In the long journey through Europe that I have just concluded, I had the opportunity to reflect on the friendships that are sown in the various stages of life and that at a certain point are reaped.
I confess that I am not a fan of conventional tourism, such as traveling to a place – alone or in guided groups – to see monuments or natural beauty. I prefer a thousand times personal visits, that is, going to a place – no matter if it is touristy or not – to meet friends, talk to them, remember anecdotes, sorrows and joys, eat and drink together and in the meantime get them out of their harmful routine, get to know each other more deeply. Of course, I don’t do it to save money – which by the way happens most of the time when hotels are avoided – but to give meaning to that “idleness” (the opposite of the “business”).

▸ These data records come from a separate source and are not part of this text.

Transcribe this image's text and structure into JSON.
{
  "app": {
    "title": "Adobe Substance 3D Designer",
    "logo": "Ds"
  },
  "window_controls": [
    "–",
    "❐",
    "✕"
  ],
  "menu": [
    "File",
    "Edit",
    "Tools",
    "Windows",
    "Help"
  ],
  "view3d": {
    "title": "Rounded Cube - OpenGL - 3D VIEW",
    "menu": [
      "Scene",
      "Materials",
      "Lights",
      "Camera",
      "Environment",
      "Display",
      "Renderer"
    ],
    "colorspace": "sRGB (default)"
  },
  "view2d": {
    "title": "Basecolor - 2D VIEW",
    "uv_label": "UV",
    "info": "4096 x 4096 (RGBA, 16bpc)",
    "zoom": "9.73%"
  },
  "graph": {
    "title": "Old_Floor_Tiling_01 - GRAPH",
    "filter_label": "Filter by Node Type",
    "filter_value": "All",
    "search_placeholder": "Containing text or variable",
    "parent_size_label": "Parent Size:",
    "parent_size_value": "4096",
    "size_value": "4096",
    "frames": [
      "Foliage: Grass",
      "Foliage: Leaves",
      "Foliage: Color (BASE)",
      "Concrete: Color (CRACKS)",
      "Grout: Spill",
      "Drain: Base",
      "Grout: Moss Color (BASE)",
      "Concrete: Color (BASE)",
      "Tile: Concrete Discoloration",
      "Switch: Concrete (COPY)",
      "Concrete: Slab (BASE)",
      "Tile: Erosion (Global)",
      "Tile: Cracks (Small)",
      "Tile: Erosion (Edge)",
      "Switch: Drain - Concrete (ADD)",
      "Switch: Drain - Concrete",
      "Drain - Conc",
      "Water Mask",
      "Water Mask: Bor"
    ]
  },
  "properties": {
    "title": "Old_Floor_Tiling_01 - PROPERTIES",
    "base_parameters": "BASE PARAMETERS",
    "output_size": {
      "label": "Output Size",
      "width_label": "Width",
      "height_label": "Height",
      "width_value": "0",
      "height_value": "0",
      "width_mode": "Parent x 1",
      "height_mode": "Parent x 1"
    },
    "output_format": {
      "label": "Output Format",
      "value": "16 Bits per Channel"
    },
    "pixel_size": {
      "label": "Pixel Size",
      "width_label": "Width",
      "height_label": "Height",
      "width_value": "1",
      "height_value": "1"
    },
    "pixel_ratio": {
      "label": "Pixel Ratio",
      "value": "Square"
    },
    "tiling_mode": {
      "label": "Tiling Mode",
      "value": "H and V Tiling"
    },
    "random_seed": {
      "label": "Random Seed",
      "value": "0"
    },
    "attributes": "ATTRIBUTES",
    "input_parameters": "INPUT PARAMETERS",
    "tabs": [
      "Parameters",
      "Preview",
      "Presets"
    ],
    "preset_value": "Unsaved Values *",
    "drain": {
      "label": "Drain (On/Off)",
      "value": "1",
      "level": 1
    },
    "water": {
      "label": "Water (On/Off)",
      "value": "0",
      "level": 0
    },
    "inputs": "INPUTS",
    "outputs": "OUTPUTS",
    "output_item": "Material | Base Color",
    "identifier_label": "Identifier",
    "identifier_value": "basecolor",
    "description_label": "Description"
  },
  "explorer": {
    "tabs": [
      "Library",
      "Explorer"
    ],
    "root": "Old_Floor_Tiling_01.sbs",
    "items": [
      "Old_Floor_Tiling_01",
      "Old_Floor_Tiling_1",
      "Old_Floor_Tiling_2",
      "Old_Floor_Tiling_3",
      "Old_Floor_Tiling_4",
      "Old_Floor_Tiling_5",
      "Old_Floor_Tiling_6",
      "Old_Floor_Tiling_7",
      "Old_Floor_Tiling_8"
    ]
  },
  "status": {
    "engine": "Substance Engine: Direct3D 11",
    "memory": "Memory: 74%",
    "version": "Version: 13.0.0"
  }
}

I recognize that, in the many activities of my long life, I have sown and cultivated friendships that date back to my adolescence, passing through the years of study, then through volunteer work and technical cooperation, academic service at the University of La Paz, spiritual service in the Bolivian Church, technical and professional service in the State – also with political positions – and in scientific research. Not to mention the family, extended by the vicissitudes of life.
We’ve all had these kinds of experiences, but, in practice, we tend to selectively cultivate certain friendships, for reasons of closeness, communication, or interest. For my part, I have strived to maintain ties with many of the wonderful people God has placed in my path, in different countries around the world and at different ages of my life, even if it was a Christmas or birthday memory. In particular, I have practiced biblical hospitality the times one of them has arrived in Bolivia, which implies making myself available to the visitor so that his stay is pleasant and my adopted country is appreciated to the fullest.
It certainly helped me a lot to have something to share, such as my opinion columns or my books on different topics. Likewise, I was educated in these relationships by the hospitality and friendship I received from people I barely know, friends of friends.
I have also experienced a hospitality “of the heart”, which consists in constantly keeping alive in my memory people whom I will never embrace again, because they preceded me in the sleep of death. In particular, in these days I remembered the university professor who most influenced my scientific vocation and who was my thesis supervisor, through an unexpected experience almost at the end of my trip.
In fact, the school where the son of a grandson studies, the “Liceo Scientifico Bruno Touschek” in Grottaferrata, is named after my thesis supervisor. Talking to my nephew, I shared with him the affection I felt for that illustrious physicist, who died in 1978, and I discovered that he and his companions knew little or nothing about the life and work of this giant of physics.
In short, the physics teacher invited me to give a lecture the day before I returned to Bolivia to share my memories and some anecdotes from 55 years ago. I gladly accepted, as a way to give back to my teacher a little of what he continues to give me. In the absence of my library, I asked a classmate, an eminent university professor, to enrich my memories with other originals of his. The result was another experience of sincere hospitality.
In short, throughout your life you sow friendships and gather friends who, even if with the passage of time they are no longer physically the same as before, still retain much of what once made you love them.